Data: 11/03/2008 - Autore: Silvia Vagnoni
La vicenda trattata dalla Suprema Corte nell'ambito della sentenza n. 5282/2008 è quella di un ragazzo affetto da psicosi allucinatoria che, ricoverato nel reparto psichiatrico di un nosocomio campano, vi trovava la morte per suicidio nonostante i genitori avessero segnalato ai sanitari i suoi precedenti propositi e la necessità di approntare i necessari controlli atti ad evitare la realizzazione degli stessi.
I coniugi hanno proposto ricorso alla Suprema Corte per ottenere la cassazione della sentenza di appello che ridimensionava notevolmente il risarcimento quantificato dai giudici di primo grado osservando che i genitori di un ragazzo affetto da una grave infermità psichica sono "predisposti" alla sua morte e quindi soffrono meno in ragione di una diversa intensità del rapporto genitore-figlio che si caratterizza per una totale assenza di comunicazione, per isolamento, disagio e difficoltà comportamentali.

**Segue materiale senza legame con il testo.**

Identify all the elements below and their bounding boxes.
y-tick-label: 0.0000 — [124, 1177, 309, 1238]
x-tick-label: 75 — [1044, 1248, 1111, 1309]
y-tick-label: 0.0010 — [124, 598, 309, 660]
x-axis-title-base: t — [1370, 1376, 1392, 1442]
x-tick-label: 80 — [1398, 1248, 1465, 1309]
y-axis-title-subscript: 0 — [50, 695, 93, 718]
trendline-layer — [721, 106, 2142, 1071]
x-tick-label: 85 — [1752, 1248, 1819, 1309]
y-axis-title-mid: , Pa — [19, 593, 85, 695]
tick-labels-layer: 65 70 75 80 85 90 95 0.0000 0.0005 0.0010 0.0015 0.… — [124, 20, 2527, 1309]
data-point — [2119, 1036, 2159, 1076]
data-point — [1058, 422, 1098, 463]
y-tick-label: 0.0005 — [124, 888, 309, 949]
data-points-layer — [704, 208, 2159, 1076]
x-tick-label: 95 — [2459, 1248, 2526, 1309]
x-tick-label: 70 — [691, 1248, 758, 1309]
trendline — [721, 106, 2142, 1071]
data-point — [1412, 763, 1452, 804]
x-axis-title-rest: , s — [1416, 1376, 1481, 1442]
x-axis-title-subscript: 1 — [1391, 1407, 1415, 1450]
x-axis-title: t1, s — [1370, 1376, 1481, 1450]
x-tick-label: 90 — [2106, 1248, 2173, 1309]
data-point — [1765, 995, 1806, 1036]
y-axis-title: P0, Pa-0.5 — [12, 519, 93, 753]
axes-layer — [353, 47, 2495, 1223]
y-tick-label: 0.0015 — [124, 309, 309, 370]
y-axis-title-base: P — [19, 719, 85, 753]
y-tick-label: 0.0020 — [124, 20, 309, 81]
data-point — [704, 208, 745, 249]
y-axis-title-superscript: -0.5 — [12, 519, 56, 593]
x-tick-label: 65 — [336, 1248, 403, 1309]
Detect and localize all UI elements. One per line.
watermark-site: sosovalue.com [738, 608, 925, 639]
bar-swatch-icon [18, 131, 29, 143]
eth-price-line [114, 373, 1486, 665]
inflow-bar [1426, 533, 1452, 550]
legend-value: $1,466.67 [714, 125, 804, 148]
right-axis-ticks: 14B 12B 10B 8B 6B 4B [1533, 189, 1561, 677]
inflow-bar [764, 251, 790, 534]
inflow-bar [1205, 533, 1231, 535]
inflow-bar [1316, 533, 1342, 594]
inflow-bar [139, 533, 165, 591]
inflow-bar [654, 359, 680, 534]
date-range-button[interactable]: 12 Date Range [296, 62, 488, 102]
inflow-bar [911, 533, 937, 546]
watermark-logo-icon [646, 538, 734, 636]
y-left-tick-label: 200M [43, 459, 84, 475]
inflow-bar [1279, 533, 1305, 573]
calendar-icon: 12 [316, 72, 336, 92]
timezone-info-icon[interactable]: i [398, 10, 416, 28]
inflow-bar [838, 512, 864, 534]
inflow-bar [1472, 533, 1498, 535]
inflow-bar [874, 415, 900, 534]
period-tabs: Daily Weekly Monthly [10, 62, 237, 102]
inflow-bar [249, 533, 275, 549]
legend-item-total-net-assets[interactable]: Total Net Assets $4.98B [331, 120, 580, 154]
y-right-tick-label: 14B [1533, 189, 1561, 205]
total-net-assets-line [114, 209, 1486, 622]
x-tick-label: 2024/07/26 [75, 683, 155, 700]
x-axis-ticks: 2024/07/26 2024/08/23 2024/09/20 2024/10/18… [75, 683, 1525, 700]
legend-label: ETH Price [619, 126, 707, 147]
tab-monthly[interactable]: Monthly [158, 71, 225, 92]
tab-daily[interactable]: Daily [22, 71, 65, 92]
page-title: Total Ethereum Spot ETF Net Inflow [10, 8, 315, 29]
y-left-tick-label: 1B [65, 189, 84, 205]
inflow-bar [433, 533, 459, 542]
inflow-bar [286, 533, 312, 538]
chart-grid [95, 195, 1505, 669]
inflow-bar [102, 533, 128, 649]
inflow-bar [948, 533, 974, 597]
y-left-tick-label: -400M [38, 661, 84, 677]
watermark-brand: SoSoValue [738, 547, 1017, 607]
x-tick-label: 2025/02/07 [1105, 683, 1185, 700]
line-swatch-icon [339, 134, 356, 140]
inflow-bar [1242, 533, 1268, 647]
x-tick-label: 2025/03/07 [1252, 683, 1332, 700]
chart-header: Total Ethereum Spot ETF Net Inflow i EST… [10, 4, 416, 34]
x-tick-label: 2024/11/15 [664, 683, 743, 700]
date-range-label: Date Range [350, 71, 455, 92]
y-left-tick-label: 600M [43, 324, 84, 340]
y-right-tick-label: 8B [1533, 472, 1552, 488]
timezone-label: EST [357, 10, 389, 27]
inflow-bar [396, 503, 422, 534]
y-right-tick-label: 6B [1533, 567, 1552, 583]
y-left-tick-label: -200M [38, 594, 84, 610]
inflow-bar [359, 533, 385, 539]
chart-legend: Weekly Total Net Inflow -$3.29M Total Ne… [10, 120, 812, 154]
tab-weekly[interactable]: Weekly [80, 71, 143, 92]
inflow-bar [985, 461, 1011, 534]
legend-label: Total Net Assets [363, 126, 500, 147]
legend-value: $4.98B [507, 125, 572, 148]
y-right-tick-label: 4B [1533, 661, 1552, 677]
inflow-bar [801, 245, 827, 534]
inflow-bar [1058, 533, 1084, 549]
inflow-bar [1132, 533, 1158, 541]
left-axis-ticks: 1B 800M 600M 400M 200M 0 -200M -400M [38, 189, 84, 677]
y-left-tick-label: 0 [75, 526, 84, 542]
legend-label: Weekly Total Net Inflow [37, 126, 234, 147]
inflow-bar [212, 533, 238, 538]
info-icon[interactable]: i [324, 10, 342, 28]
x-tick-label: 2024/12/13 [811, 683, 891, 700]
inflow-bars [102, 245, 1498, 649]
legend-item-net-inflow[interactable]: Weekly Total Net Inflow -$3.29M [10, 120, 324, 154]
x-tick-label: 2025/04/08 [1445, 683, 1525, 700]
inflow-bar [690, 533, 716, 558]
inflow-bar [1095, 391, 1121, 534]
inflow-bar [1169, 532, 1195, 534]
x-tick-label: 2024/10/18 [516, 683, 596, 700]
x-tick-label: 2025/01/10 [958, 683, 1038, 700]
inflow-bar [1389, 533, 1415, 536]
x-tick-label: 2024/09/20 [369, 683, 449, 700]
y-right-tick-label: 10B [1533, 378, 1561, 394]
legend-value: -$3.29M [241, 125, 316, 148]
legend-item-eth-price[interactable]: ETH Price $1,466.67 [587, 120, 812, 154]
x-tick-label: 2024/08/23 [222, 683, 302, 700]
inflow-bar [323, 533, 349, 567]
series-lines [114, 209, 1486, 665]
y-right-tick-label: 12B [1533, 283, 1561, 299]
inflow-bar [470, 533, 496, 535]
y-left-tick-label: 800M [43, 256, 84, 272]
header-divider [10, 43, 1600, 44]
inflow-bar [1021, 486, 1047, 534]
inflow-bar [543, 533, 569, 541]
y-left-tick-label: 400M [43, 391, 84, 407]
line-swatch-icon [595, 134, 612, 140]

La Corte ha accolto il ricorso sostenendo invece che in alcun modo i genitori di un malato possano essere indennizzati meno di quelli che abbiano subito la perdita di un figlio sano e ciò in quanto "gravi affezioni e preoccupanti patologie di un figlio intensificano, piuttosto che diminuire, il legame emozionale con il genitore, quasi che l'intensificazione di un sentimento di amore possa in qualche misura compensare la gravità della sintomatologia accusata dal figlio stesso: e la prova presuntiva di tale, intensificata relazione affettiva può legitti­mamente desumersi, nella specie, proprio dalla quantità e qualità di cure prodigate all'infermo".